My life has improved but I’m still fighting to maintain control.

I still walk as the Gentiles do, “in the futility of their minds. They are darkened in their understanding, alienated from the life of God because of the ignorance that is in them, due to their hardness of heart” (Ephesians 4:17b-18 ESV). I continue to cling to my old self because it is what I am comfortable with. I know how to survive and get by in my old skin. Sure, it is miserable sometimes (most of the time), but at least it is controlled misery. I am a Pharisee, who in the face of Jesus performing miracles and changing the status quo thinks, “No, I’m okay with how things are right now thank you very much. I don’t need any of that.” I’d rather drink old wine and pass on the new, because at least I understand the old wine (Luke 5:39).

God offers me love, grace, and new life but I turn my nose at it because I’d rather be in control.

However, in the past week and a half it has become abundantly clear that when I’m in control things don’t work out very well.

When I’m in control I wake up dreading the day because I expect so much out of my time and know I will never be able to meet my own expectations. I go through my day avoiding relationships and avoiding deeper connections because I’d rather be safe and in control than put myself out there to be hurt. When I’m in control I ignore my needs, ignore God, and live an ultimately shallow life.

I live with a hardened heart.

God has been breaking that hardened heart wide open and I’m overwhelmed by it. I’m scared of it. Everything I’ve clung to is dissolving in the light of God’s healing glory.

God is wrecking my old life, my old expectations, my old status quo…

I’ve been made new. I’ve been created in the likeness of God in true righteousness and holiness.

God has offered me a new identity, but it means I have to let go of the old and embrace it.

That’s where it gets hard.

Purpose in the Moment

As I was cruising down Yorba Linda Blvd today on my way in to work I heard a story.

Ryan Tedder, one of the founders of the band OneRepublic, had called into the radio station I was listening to.
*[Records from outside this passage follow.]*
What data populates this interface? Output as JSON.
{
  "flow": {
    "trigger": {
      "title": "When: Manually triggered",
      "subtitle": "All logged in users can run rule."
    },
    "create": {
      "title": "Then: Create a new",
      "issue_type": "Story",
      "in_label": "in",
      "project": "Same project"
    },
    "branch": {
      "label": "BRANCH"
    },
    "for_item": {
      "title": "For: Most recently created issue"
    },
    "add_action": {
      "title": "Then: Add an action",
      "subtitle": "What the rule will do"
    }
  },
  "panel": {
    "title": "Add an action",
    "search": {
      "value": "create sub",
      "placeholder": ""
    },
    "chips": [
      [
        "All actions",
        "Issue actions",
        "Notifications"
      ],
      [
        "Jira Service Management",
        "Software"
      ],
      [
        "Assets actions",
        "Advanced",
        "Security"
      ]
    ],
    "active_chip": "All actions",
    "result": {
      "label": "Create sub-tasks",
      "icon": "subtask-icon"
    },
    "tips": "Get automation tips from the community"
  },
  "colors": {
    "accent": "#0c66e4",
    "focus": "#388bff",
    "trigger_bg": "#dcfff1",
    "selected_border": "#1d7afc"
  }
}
He was asked to share his 9/11 experience. He told listeners that on the day the planes crashed into the World Trade Center he was crushed. A few days later he went down to a Navy recruiting station with every intention of joining the military. They told him no. He was an only child and it was highly likely there would be deployments in the future (and there were, as I think we all know the story of Iraq) and Ryan’s family did not need to lose their only child.
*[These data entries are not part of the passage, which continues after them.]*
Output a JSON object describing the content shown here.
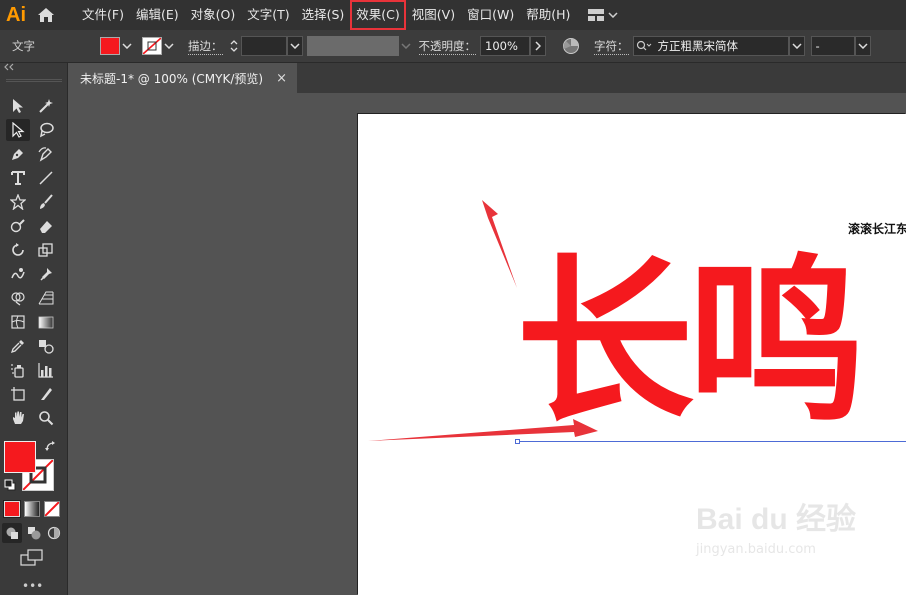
{
  "app": {
    "logo": "Ai",
    "menu": [
      {
        "label": "文件(F)"
      },
      {
        "label": "编辑(E)"
      },
      {
        "label": "对象(O)"
      },
      {
        "label": "文字(T)"
      },
      {
        "label": "选择(S)"
      },
      {
        "label": "效果(C)",
        "highlighted": true
      },
      {
        "label": "视图(V)"
      },
      {
        "label": "窗口(W)"
      },
      {
        "label": "帮助(H)"
      }
    ]
  },
  "control_bar": {
    "mode_label": "文字",
    "fill_color": "#f5191e",
    "stroke_label": "描边：",
    "opacity_label": "不透明度：",
    "opacity_value": "100%",
    "char_label": "字符：",
    "font_name": "方正粗黑宋简体",
    "font_style": "-"
  },
  "document": {
    "tab_title": "未标题-1* @ 100% (CMYK/预览)",
    "close_glyph": "×"
  },
  "artboard": {
    "main_text": "长鸣",
    "main_text_color": "#f5191e",
    "small_text": "滚滚长江东",
    "baseline_color": "#4d6bd6"
  },
  "watermark": {
    "brand": "Bai du 经验",
    "url": "jingyan.baidu.com"
  },
  "annotation": {
    "highlight_color": "#e8333a",
    "arrow_color": "#e8333a"
  }
}
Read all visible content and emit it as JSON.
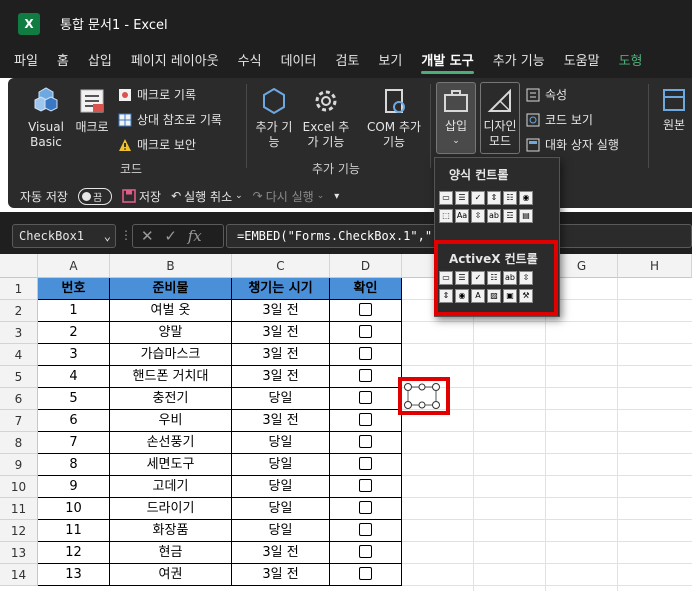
{
  "app": {
    "logo_letter": "X",
    "title": "통합 문서1  -  Excel"
  },
  "menu": [
    {
      "label": "파일"
    },
    {
      "label": "홈"
    },
    {
      "label": "삽입"
    },
    {
      "label": "페이지 레이아웃"
    },
    {
      "label": "수식"
    },
    {
      "label": "데이터"
    },
    {
      "label": "검토"
    },
    {
      "label": "보기"
    },
    {
      "label": "개발 도구"
    },
    {
      "label": "추가 기능"
    },
    {
      "label": "도움말"
    },
    {
      "label": "도형"
    }
  ],
  "ribbon": {
    "code_group": {
      "label": "코드",
      "visual_basic": "Visual Basic",
      "macro": "매크로",
      "record_macro": "매크로 기록",
      "relative_ref": "상대 참조로 기록",
      "macro_security": "매크로 보안"
    },
    "addins_group": {
      "label": "추가 기능",
      "addins": "추가 기능",
      "excel_addins": "Excel 추가 기능",
      "com_addins": "COM 추가 기능"
    },
    "controls_group": {
      "insert": "삽입",
      "design_mode": "디자인 모드",
      "properties": "속성",
      "view_code": "코드 보기",
      "run_dialog": "대화 상자 실행"
    },
    "source": "원본"
  },
  "qat": {
    "autosave": "자동 저장",
    "toggle_state": "끔",
    "save": "저장",
    "undo": "실행 취소",
    "redo": "다시 실행"
  },
  "formula_bar": {
    "name_box": "CheckBox1",
    "fx": "fx",
    "formula": "=EMBED(\"Forms.CheckBox.1\",\"\")"
  },
  "insert_dropdown": {
    "form_controls_label": "양식 컨트롤",
    "activex_label": "ActiveX 컨트롤"
  },
  "columns": [
    "A",
    "B",
    "C",
    "D",
    "E",
    "F",
    "G",
    "H"
  ],
  "table": {
    "headers": [
      "번호",
      "준비물",
      "챙기는 시기",
      "확인"
    ],
    "rows": [
      [
        "1",
        "여벌 옷",
        "3일 전"
      ],
      [
        "2",
        "양말",
        "3일 전"
      ],
      [
        "3",
        "가습마스크",
        "3일 전"
      ],
      [
        "4",
        "핸드폰 거치대",
        "3일 전"
      ],
      [
        "5",
        "충전기",
        "당일"
      ],
      [
        "6",
        "우비",
        "3일 전"
      ],
      [
        "7",
        "손선풍기",
        "당일"
      ],
      [
        "8",
        "세면도구",
        "당일"
      ],
      [
        "9",
        "고데기",
        "당일"
      ],
      [
        "10",
        "드라이기",
        "당일"
      ],
      [
        "11",
        "화장품",
        "당일"
      ],
      [
        "12",
        "현금",
        "3일 전"
      ],
      [
        "13",
        "여권",
        "3일 전"
      ]
    ]
  },
  "row_numbers": [
    "1",
    "2",
    "3",
    "4",
    "5",
    "6",
    "7",
    "8",
    "9",
    "10",
    "11",
    "12",
    "13",
    "14"
  ],
  "colors": {
    "header_fill": "#4a90d9",
    "highlight": "#e00000",
    "accent": "#107c41"
  }
}
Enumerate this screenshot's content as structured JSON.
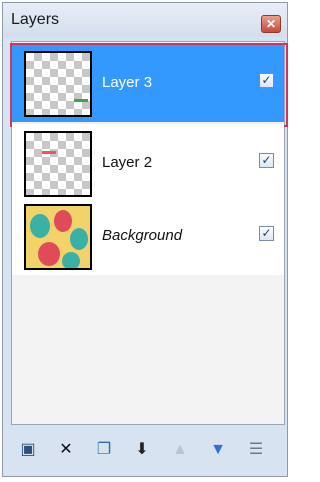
{
  "panel": {
    "title": "Layers",
    "close_glyph": "✕"
  },
  "layers": [
    {
      "name": "Layer 3",
      "visible": true,
      "selected": true,
      "italic": false,
      "check": "✓"
    },
    {
      "name": "Layer 2",
      "visible": true,
      "selected": false,
      "italic": false,
      "check": "✓"
    },
    {
      "name": "Background",
      "visible": true,
      "selected": false,
      "italic": true,
      "check": "✓"
    }
  ],
  "colors": {
    "selection": "#3399ff",
    "selection_outline": "#d0355f",
    "panel_bg": "#d8e3f1"
  },
  "toolbar": {
    "buttons": [
      {
        "name": "new-layer-icon",
        "glyph": "▣"
      },
      {
        "name": "delete-layer-icon",
        "glyph": "✕"
      },
      {
        "name": "duplicate-layer-icon",
        "glyph": "❐"
      },
      {
        "name": "merge-layer-icon",
        "glyph": "⬇"
      },
      {
        "name": "move-layer-up-icon",
        "glyph": "▲"
      },
      {
        "name": "move-layer-down-icon",
        "glyph": "▼"
      },
      {
        "name": "layer-properties-icon",
        "glyph": "☰"
      }
    ]
  }
}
Disheartened, Ryan left and in that moment probably felt pretty helpless. Later in life, after his band took off the ground and he was well into his musical career, OneRepublic was able to play for the combined armed forces stationed in Hawaii. After playing a show for them on the 4th of July a woman came up to him, explained she was a sniper and had just gotten back from a tour of duty, and that OneRepublic’s album had gotten her through that hard time.

When one door shut, another door opened, and it ended up helping another individual through a hard time.
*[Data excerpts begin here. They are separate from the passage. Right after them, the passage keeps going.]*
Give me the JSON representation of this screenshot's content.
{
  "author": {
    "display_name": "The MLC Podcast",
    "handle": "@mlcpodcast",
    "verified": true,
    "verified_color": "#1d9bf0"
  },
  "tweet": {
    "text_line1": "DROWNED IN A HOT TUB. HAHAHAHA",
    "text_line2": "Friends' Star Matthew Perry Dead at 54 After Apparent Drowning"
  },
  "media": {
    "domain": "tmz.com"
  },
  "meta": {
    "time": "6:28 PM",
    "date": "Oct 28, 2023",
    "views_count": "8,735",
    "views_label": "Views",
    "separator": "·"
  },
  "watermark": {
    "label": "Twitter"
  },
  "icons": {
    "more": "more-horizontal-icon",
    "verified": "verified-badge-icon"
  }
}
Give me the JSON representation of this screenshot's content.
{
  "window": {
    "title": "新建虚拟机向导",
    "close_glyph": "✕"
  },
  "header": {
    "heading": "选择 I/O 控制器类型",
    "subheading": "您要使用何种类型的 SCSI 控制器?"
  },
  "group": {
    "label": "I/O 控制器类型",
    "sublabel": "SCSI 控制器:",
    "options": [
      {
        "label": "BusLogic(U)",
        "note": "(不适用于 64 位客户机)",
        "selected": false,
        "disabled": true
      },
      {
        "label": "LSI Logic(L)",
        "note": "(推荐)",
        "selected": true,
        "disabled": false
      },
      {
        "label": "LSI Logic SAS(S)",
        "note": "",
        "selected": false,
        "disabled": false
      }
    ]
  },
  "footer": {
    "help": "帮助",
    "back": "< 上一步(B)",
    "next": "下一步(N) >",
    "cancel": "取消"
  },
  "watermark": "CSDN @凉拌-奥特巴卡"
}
I think there is a huge lesson to learn from this: Everything has a purpose; good times, bad times, open doors, and closed doors. We may be going along in life, doing what we think we’re supposed to do, only to find a door we thought would be wide open is closed, locked, and boarded up. It is disheartening and hard to stare at that closed door, wondering what happened. However, a closed door for us in that moment might mean a door opened for someone else who needed it a lot more than us.

We’re such a small part of life that what seems like a tsunami to us is really just a ripple that reaches someone else and changes their life. Ryan Tedder wanted to join the military, to make a difference in the world, and when that door closed he was crushed. Yet that door closing meant he would go on to produce music that would touch the hearts of millions. There was a purpose for that rejection, even if it stung in the moment.

A professor of mine once wrote this on an exam and I think it sums up my point, so I will leave you with this:

There is as much purpose in the present moment as there is in your future. Don’t wait for your life to be meaningful, it already is. Have you ever considered that you already have everything you need?